Was im Nationalpark König-stein noch hinzu kommt, ist die Verpflichtung, die herkömmliche Bauweise in den besiedelten Räumen des Parks beizubehalten. Da gibt es eine Vielfalt von Problemen. Ein einfaches Beispiel: ein Blechdach ist am billigsten für jenen, der sich ein Haus bauen will oder der sein Dach erneuern muss. So ein Dach passt aber überhaupt nicht zu einem Bergdorf als Streusiedlung mit Häusern, die Holzdächer aufweisen, wo Heuwiesen und Holzzäune anzutreffen sind. Die Eigentümer solcher Häuser müssten mehr unterstützt werden, um traditionell zu bauen, umweltfreundliche Baustoffe und -methoden zu benutzen. Sie bauen in herkömmlicher Weise, weil sie sonst von uns nicht die Baugenehmigung erhalten. Man müsste ihnen aber mehr entgegenkommen.
Könnte der Tourismus nicht auch zu einer Bedrohung für den Nationalpark werden?
Eine erste Maßnahme ist, dass wir alle aufrufen, nur markierte Wanderwege zu benutzen. Zu diesem Thema gab es viele Diskussionsrunden und Zeitungsartikel. Wir versuchen nun all jene zu überzeugen, die unmarkierte Pfade benutzen um z.B. an Klettertrassen heran zu kommen, sich wenigstens bei uns rechtzeitig anzumelden, damit wir zumindest wissen, wann, wo, und wie viele Personen am Königstein unterwegs sind. Sie sollten in Gruppen (nicht größer als fünf Personen) unterwegs sein, denn vor allem im Falle der Westwand handelt es sich auch um die empfindlichsten Stellen des Schutzgebietes. Von Massentourismus können wir nicht sprechen. Wir rechnen jährlich mit rund 100.000 – 120.000 Besucher pro Jahr. Das kann der Park gut verkraften, wenn man dessen Fläche und die zahlreichen Wan-derwege berücksichtigt.

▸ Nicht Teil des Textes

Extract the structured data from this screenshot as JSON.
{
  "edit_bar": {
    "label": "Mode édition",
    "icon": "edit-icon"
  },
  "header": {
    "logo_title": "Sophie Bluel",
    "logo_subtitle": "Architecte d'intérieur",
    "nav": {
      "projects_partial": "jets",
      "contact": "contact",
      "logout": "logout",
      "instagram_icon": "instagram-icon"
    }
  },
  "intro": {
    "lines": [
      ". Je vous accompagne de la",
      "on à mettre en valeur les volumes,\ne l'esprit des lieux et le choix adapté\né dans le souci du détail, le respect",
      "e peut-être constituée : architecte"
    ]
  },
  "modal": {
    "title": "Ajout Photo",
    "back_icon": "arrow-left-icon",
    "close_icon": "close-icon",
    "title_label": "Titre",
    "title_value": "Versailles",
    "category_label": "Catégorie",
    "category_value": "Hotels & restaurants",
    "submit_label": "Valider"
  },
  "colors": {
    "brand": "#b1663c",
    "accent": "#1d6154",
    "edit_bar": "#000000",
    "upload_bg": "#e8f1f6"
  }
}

Gibt es einen Eintrittspreis für den Nationalpark Königstein?
Für eine Woche zahlt man 5 Lei/Person. Oder man zahlt 20 Lei für die gesamte Saison. (1. Mai – 31. Oktober). Es gibt Kartenautomaten in Zărneşti, bei unserem Sitz, bei der Plaiul-Foii-Hütte. Man kann das Geld auch per SMS bezahlen oder online.
Herzlichen Dank für dieses Gespräch!